Precisamente con la filosofía y sus creaciones terminológicas es con lo que más a menudo se intenta dar apariencia de novedad a lo que no lo es. A causa de ello, el adjetivo “fáctico”, muy grato a nuestro actual ensayismo filosófico, se ha introducido en el campo de las relaciones cotidianas. Así, un viajero, irguiéndose agorero y apocalíptico en una de sus crónicas, apremiaba hace poco sobre la necesidad de “llegar a un Gobierno fáctico de carácter mundial”. Leída la recomendación, ¿qué tipo de gobierno imaginaría la mayor parte de los lectores del periódico? Y en una revista amena, agarrándose al mismo clavo de aquel ensayismo, se decía acerca de un escritor: “Su propia e insobornable mismidad le lleva a la generosa comprensión de la otredad”.
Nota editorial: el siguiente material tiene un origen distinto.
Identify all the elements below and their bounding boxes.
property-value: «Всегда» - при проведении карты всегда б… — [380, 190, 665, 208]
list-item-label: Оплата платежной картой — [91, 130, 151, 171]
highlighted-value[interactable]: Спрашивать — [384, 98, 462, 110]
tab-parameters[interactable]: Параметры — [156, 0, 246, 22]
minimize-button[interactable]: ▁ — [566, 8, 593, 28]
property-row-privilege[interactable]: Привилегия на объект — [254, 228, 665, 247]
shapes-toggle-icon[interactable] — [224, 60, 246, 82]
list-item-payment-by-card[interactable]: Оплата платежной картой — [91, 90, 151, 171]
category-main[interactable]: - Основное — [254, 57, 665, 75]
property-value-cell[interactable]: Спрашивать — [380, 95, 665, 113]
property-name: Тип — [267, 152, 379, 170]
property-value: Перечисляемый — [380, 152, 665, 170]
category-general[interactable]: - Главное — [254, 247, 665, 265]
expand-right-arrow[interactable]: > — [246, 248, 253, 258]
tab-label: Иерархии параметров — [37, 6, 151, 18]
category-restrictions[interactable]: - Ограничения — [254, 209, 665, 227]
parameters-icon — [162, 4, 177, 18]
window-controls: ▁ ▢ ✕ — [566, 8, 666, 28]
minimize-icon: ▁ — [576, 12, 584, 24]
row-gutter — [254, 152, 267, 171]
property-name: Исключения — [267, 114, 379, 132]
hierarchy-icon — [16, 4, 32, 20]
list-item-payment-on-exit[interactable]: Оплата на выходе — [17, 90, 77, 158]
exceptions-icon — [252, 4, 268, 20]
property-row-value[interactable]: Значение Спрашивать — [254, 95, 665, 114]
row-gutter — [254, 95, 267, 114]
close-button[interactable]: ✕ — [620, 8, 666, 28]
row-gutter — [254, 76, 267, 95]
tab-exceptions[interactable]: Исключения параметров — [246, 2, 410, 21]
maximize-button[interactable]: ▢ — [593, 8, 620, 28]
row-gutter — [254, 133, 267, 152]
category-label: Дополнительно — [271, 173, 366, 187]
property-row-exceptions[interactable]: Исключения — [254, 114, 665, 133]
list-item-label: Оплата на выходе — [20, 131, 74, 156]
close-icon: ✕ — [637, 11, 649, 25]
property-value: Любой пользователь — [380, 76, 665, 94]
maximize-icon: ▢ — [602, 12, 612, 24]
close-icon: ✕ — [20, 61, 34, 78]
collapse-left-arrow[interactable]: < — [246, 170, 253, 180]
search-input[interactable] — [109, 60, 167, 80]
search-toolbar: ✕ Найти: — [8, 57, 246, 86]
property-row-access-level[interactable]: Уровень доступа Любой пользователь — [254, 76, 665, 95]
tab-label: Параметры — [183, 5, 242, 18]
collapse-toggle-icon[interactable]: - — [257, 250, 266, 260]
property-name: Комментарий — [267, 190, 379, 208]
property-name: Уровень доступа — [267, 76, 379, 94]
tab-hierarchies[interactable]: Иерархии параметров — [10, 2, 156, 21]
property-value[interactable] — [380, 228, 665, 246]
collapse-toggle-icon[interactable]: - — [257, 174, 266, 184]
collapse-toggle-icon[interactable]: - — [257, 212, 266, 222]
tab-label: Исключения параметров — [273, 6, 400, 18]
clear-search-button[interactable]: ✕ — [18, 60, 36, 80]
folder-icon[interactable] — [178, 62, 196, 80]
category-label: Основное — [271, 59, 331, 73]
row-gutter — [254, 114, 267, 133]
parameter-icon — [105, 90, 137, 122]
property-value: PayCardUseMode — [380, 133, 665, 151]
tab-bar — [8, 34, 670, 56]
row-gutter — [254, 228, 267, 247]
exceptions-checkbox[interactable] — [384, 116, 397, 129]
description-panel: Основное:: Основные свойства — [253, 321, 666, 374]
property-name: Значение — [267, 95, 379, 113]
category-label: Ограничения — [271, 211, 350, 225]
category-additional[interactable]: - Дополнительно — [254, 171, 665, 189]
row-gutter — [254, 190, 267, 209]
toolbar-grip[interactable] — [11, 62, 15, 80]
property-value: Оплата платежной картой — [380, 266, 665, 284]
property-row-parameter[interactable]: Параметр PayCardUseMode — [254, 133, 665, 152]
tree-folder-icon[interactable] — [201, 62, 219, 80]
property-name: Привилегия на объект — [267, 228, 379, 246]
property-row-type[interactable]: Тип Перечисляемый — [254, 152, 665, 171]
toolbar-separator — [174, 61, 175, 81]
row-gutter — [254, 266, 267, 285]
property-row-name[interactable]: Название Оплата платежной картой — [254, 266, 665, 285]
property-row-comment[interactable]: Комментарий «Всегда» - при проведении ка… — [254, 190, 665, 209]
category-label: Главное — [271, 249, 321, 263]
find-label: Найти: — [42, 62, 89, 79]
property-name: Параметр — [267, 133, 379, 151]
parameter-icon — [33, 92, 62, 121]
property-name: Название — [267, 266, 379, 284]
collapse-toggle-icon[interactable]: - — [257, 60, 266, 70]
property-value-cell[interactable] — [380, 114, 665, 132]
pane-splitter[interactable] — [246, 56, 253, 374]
¿Cuál será el futuro de estas y otras novedades? ¿Hasta qué punto llegarán a generalizarse frente a tradición e intransigencia? Hojeando “La culta latiniparla”, de Quevedo, y sus burlas acerca de las damas latinistas y afectadas de su época (burlas análogas a las que habrían de hacer Molière en Francia y Swift en Inglaterra), quedamos un tanto indecisos. Porque ocurre que algunas de las palabras satirizadas por Quevedo resultan hoy bastante familiares: agonizar, circundado, estrépito, estupor, frustrar, funesto, inerme, ingredientes, inmediato, intenso, intestina, lento, manes, parcas, patíbulo, sarcófago, sempiterno y truculento.

 

Sobre el lenguaje de hoy, de Ramón Carnicer, Editorial Prensa Española, Madrid, 1969. Págs. 175-179.